Wells Fargo & Co. took further steps this week to restructure its retail-banking business, even as the firm continues digging into the causes of its sales-practices scandal, according to employees and memos reviewed by The Wall Street Journal.

Some senior executives within the retail bank were demoted, according to one memo sent to employees Tuesday. This followed the firing in recent weeks of other executives as Wells Fargo continues to address the scandal that erupted last fall after it emerged that employees opened as many as 2.1 million accounts without customers' knowledge.

Mary Mack, who took over the embattled retail-banking unit in July, wrote in a memo Tuesday that she was reorganizing groups within the business to expand its focus on roughly 6,000 branches across the U.S. The retail bank oversees about 78,000 employees and serves around 40 million retail-banking customers.
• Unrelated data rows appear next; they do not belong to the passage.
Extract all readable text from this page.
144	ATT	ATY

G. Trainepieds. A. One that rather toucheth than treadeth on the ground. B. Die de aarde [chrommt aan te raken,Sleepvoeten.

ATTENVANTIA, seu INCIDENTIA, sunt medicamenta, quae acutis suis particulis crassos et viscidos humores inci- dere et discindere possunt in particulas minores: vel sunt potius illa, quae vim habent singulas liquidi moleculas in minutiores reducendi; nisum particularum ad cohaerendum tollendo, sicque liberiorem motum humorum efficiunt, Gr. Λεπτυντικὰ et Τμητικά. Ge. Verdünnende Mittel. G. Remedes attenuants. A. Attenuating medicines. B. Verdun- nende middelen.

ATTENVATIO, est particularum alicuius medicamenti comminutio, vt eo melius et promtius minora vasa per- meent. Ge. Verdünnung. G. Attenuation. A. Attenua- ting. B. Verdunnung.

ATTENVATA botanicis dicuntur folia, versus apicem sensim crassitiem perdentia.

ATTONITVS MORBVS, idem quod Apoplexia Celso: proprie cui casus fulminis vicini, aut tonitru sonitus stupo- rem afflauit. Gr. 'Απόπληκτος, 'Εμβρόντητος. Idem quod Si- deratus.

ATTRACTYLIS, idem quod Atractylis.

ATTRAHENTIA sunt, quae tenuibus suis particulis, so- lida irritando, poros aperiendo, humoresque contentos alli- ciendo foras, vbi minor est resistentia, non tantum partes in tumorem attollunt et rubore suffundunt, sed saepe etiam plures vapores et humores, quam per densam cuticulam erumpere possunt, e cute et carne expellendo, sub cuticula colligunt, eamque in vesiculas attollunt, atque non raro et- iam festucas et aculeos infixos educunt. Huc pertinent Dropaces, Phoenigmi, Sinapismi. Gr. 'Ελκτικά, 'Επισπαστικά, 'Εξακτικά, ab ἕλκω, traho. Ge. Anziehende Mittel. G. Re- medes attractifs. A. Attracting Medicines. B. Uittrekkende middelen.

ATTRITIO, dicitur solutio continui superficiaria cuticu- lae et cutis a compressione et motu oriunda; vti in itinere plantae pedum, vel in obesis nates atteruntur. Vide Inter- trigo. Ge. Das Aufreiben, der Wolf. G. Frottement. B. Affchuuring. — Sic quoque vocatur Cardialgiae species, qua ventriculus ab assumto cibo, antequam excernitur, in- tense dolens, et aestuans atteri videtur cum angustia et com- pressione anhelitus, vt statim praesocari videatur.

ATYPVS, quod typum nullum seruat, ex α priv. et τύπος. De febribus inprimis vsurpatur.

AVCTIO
Ms. Mack wrote in the memo, reviewed by the Journal, that while the bank has taken a number of steps to rebuild trust with customers and employees, there is still more work to do. That includes "changes in leadership and how our organization is structured," she wrote.

Wells Fargo sent a separate memo Tuesday to some employees alerting them that an independent consulting firm likely will contact several hundred employees about the sales-practices issues, according to the memo reviewed by the Journal.

The consulting firm is reviewing the bank's controls around sales practices to try to determine the root cause of the issues. The bank is having this done as part of the regulatory consent orders it entered into in September.

Meanwhile, the bank's board is continuing its own investigation into the scandal. It will share results before Wells Fargo's annual shareholder meeting April 25.